Don’t mistake outdoor recreation for guaranteed social distancing. Because if anything goes wrong you will be in close contact with your partners, nearby recreational parties, search and rescue volunteers, emergency medical personnel, and likely others. Although not avalanche-related, Saturday’s involved rescue in Beartrap Fork of Big Cottonwood Canyon provides the most recent evidence for this point.
Over 40 human-triggered avalanches were reported to the Utah Avalanche Center last weekend, with six people being caught and carried by snow slides in three separate accidents east of Salt Lake City. Another three individuals were caught, with two being carried, by avalanches in the Ogden area mountains. Included in this set was a harrowing incident that occurred inside the boundaries of Snowbasin ski area which, like most ski areas nationwide, has suspended operations due to the pandemic.
These “free lessons” thankfully came without loss of life and, miraculously, with minimal injuries. But the community at large needs to learn a larger lesson from this recent storm cycle and our behavior through it: we are taking too many risks at a time when the medical system is already being pushed to – or beyond – its capacity by the pandemic.
The suspension of operations at local ski areas have left many Utahns searching for ways to recreate in the mountains. With considerable snow depth and recent spring storms, skiers are drawn into avalanche-prone areas to play and exercise in the “Greatest Snow on Earth.” Many who are not accustomed to the protocols of travel in avalanche terrain — and even some who are — seek these opportunities at our closed local ski areas which are, with some exceptions, generally allowing uphill travel during their closures.

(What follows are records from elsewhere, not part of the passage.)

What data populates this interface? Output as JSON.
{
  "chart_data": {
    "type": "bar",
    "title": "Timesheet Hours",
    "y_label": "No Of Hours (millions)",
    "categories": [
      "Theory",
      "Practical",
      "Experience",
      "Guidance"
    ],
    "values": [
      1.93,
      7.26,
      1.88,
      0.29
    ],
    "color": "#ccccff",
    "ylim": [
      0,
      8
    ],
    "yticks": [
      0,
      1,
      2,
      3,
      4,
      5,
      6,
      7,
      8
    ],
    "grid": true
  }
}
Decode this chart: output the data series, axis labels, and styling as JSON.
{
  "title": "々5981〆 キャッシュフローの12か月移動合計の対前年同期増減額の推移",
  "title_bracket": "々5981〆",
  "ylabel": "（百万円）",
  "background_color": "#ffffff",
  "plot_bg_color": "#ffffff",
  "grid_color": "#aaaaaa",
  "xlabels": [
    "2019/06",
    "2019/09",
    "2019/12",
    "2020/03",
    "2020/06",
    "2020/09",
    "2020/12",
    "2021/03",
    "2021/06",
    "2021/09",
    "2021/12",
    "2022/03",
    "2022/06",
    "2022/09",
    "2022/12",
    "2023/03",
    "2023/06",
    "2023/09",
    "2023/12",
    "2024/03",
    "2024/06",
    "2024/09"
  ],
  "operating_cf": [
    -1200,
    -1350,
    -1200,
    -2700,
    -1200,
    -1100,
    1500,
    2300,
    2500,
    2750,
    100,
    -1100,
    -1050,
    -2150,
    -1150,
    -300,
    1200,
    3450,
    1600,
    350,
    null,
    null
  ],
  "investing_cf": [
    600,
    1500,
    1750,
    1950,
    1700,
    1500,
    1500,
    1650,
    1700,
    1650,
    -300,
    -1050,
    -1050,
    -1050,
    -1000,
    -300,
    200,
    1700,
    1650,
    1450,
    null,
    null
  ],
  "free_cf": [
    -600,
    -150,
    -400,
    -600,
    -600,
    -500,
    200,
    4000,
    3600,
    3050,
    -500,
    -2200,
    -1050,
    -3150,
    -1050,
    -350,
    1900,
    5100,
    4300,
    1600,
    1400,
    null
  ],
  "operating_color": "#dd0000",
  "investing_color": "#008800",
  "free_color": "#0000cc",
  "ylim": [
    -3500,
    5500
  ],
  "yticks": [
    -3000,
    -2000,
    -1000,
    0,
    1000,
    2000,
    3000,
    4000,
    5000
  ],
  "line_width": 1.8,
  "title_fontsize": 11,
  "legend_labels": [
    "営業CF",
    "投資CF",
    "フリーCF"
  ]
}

This is understandable behavior, because ski areas house terrain that is familiar. There, with just a little bit of uphill walking, users can find ski runs that they have descended dozens or even hundreds of times without incident, avalanche or otherwise. The presence of this familiar terrain makes difficult decisions about where to ski and maximize both fun and safety cognitively easy.
Psychologist and Nobel laureate Daniel Kahneman writes about the pleasure of cognitive ease and the tendency for humans to avoid its opposite, cognitive strain, in decision-making. In his influential work, engineer and experienced backcountry skier Ian McCammon showed that even highly trained ski touring parties make riskier decisions and exhibit riskier behaviors in familiar terrain than they do in unfamiliar terrain. While the familiarity of the ski area terrain may provide an illusion of safety, it is only an illusion –at least until the ski areas resume their normal avalanche control measures.
As a transplant who moved to, and stayed in, Utah largely because of recreational (and later, professional) opportunities in the mountains, I understand the desire to ski and exercise in the Wasatch. And, full disclosure: I have been backcountry skiing frequently during this pandemic. But I have changed my behavior. I am avoiding carpooling, popular trail heads (including ski area parking lots), peak days and times and large parties. Many of us have seen the large parties gathering at popular ski area parking lots and traveling uphill and downhill together during these past few weeks. This is not only a public health concern in a time of coronavirus transmission but also an avalanche safety concern where large groups have been shown to expose themselves to increased risk.
While avalanche risk for fatalities is always a concern, the risk and consequences of trauma are also now a heightened concern — when beds, medical devices, and emergency medical staff and time are already stretched too thin.
Please dial back the risk right now.
Russ Costa is an assistant professor of honors and neuroscience at Westminster College in Salt Lake City. His research focuses on attention and perception in the lab, and on risk taking outside of it. For the past two decades he has avidly pursued backcountry skiing and mountaineering in the Wasatch and beyond.